Dutiful daughter Colleen Davis sacrificed her own hopes and dreams to care for her dying father. After a lifetime of heavy drinking, Sean Davis is dying of liver failure. His drinking and abusive behavior caused his wife to leave him and his daughter Violet to cut off all communication. On his deathbed, he wants to make amends. Colleen has no luck reaching her mother, who since remarried. Determined to find her sister, she travels to Violet’s last known address in Echo Point, Arizona.
When her car dies not far from Violet’s house, Sheriff Vince Moreno comes to Colleen’s rescue. Vince is good friends with Violet and her husband, Ian. An author currently on a book tour, Ian asked Vince to look in on Violet while he was away. So when this woman arrives in town claiming to be Violet’s sister, Vince’s protective instincts go into overdrive. Colleen wants her sister to come back to California to see their father before he dies. Vince is opposed to the idea, since Violet is currently experiencing a difficult pregnancy. But with an okay from her doctor that she can travel by car, the three of them take off for California. There, the two sisters have to deal with their own fractured relationship and the memories of their troubled family. Meanwhile, Vince and Colleen grow closer, but he has a traumatic past of his own he believes keeps him from being able to have a relationship.
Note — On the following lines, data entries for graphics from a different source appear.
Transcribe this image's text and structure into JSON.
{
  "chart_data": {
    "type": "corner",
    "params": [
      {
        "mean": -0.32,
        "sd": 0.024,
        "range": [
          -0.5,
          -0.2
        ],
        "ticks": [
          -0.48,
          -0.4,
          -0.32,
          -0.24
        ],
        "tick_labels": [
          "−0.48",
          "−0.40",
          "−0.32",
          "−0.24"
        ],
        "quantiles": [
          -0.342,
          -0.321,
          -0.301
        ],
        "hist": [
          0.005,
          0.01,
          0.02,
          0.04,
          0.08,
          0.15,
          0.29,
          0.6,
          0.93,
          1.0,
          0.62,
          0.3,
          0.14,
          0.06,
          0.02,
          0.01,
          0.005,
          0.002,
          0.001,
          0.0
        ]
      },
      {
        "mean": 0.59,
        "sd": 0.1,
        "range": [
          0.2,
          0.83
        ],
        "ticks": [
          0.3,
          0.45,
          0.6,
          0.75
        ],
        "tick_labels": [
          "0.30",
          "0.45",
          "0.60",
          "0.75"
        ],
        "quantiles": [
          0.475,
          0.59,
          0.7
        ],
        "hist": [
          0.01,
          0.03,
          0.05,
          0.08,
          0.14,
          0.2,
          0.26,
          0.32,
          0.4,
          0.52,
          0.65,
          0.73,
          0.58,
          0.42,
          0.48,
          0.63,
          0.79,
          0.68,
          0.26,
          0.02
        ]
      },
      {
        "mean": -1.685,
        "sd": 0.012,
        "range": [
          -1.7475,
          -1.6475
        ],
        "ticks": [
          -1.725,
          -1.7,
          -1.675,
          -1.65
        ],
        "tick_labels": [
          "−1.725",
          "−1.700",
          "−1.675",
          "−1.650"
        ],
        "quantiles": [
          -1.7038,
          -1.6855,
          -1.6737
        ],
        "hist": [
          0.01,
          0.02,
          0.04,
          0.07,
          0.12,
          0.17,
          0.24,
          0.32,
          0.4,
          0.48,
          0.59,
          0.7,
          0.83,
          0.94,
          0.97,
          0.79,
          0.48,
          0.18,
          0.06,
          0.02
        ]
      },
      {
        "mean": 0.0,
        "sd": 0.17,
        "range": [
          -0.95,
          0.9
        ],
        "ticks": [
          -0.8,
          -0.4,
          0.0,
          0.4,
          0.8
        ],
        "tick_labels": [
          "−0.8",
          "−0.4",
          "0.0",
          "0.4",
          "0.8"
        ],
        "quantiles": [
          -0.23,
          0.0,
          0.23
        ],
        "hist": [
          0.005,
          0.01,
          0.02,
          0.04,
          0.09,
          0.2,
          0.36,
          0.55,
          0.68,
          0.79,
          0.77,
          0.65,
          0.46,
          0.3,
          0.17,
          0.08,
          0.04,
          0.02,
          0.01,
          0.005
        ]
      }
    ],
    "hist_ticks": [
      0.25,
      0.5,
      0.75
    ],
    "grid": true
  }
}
This is one of the most frustrating books I’ve read in a while. The story has a deeply emotional premise that has the potential to be really powerful. There are definitely times when it is, where the author delivers remarkable moments and hard-hitting scenes. But those moments are fleeting, over so quickly that they’re never as satisfying as they could be. Ironically, the fact that there are so many great moments is what keeps me from recommending The Second Sister, because those moments make the rest of the book even more unsatisfying.
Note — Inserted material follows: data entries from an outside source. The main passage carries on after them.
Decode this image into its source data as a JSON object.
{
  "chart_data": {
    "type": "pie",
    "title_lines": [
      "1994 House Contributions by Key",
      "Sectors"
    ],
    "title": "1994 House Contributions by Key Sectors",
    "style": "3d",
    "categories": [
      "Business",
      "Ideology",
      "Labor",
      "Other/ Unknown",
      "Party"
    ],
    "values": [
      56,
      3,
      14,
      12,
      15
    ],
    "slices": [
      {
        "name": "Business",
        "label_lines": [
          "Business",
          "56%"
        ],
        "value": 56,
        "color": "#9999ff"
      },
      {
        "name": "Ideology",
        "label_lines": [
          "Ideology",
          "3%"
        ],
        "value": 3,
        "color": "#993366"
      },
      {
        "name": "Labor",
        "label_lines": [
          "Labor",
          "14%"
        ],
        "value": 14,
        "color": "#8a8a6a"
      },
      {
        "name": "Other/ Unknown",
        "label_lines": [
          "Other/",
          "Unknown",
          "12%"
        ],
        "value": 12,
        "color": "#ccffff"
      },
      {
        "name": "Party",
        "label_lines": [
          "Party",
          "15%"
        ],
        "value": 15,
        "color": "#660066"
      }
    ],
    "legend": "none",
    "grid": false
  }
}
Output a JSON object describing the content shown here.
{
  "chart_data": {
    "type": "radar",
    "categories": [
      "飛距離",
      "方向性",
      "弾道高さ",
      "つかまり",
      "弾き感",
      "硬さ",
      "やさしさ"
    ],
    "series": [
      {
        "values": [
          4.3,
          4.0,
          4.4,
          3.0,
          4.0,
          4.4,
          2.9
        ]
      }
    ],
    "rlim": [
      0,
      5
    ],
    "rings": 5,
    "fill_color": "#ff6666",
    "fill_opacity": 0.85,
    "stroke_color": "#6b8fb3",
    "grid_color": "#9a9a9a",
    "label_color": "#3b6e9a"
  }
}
The main problem is that the author’s treatment of the material is too shallow. As is the case with too many series books these days, it’s very underwritten. Parts of the story needed to be developed more. Certain key moments are glossed over and don’t have nearly the impact they should. For instance, the first few chapters seem to be building toward Violet’s first face-to-face meeting with her father in years. We get to see several scenes of Violet approaching the hospital, then changing her mind and turning back. But when it finally happens, the reader doesn’t see it. Instead, we get a boring scene with Colleen and Vince where they note that Violet has gone off to the hospital. This is the first time in years she comes face to face with the alcoholic father who used to beat her. I can’t imagine how an author could not show the reader that scene. How is she feeling at that moment? How is she finally able to enter that room? Given the way the author only pays lip service to the characters’ emotions at other key moments, I’m not sure she could have done justice to what Violet experiences there, but it would have been nice had she tried.
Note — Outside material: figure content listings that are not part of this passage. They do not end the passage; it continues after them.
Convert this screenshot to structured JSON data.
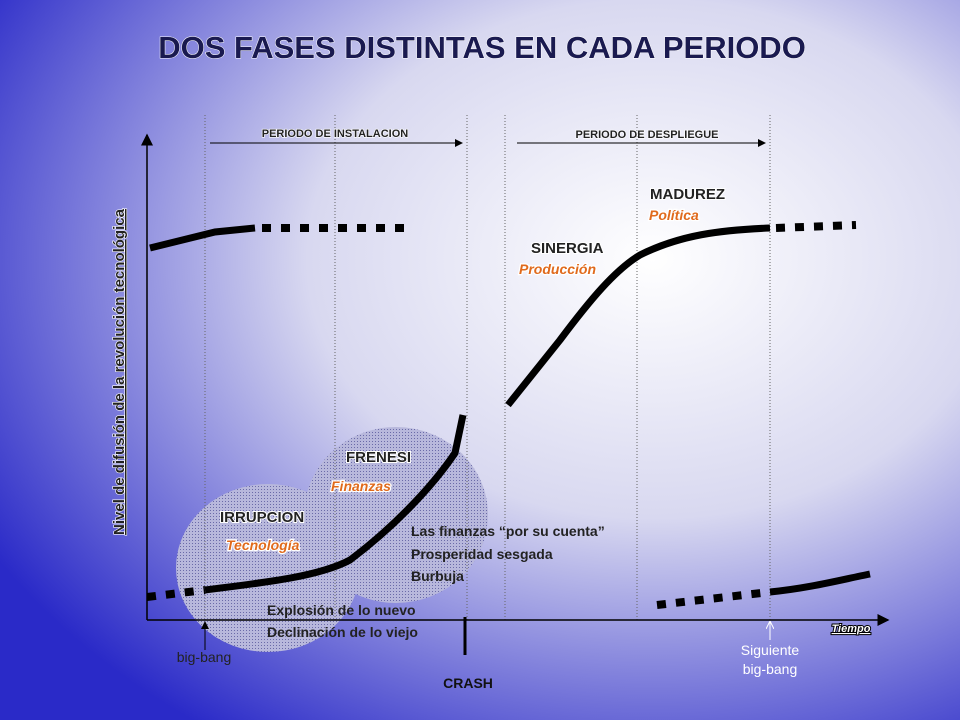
{
  "title": "DOS FASES DISTINTAS EN CADA PERIODO",
  "axes": {
    "y_label": "Nivel de difusión de la revolución tecnológica",
    "x_label": "Tiempo"
  },
  "periods": [
    "PERIODO DE INSTALACION",
    "PERIODO DE DESPLIEGUE"
  ],
  "phases": [
    {
      "name": "IRRUPCION",
      "sector": "Tecnología"
    },
    {
      "name": "FRENESI",
      "sector": "Finanzas"
    },
    {
      "name": "SINERGIA",
      "sector": "Producción"
    },
    {
      "name": "MADUREZ",
      "sector": "Política"
    }
  ],
  "notes": {
    "irrupcion": [
      "Explosión de lo nuevo",
      "Declinación de lo viejo"
    ],
    "frenesi": [
      "Las finanzas “por su cuenta”",
      "Prosperidad sesgada",
      "Burbuja"
    ]
  },
  "markers": {
    "big_bang": "big-bang",
    "crash": "CRASH",
    "next_big_bang": [
      "Siguiente",
      "big-bang"
    ]
  }
}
The romance is sweet. The first scene where Colleen and Vince begin to feel an attraction toward each other is very well done and effective. There’s a picture of a baseball field on the front cover of the book, and it’s fitting because there one of the story’s best scenes takes place at an Angels game and is almost breathtakingly good. But some readers may wish to know that the romance is not the dominant storyline. It’s merely one of several unfolding throughout the book, and is a little understated. Readers have to take whatever fulfillment they can get from the fleeting moments, because that’s about all there is.
This isn’t a bad book by any means, and there are times it’s downright great. I debated whether or not to give it a marginal recommendation because of that. Some readers may find those hard-hitting emotional moments effective enough to make the book worthwhile. For me, the book as a whole was ultimately too weightless, too shallow, and as a result never managed to achieve the cumulative effect it truly needed. It felt as though every time I got something juicy to sink my teeth into, it slipped right through my fingers and was gone. The emotions are there, but they’re too ephemeral. As a result, the book as a whole didn’t make as much as a lasting impression as it should have, and I know I won’t remember reading it within a few days after finishing it. What a shame.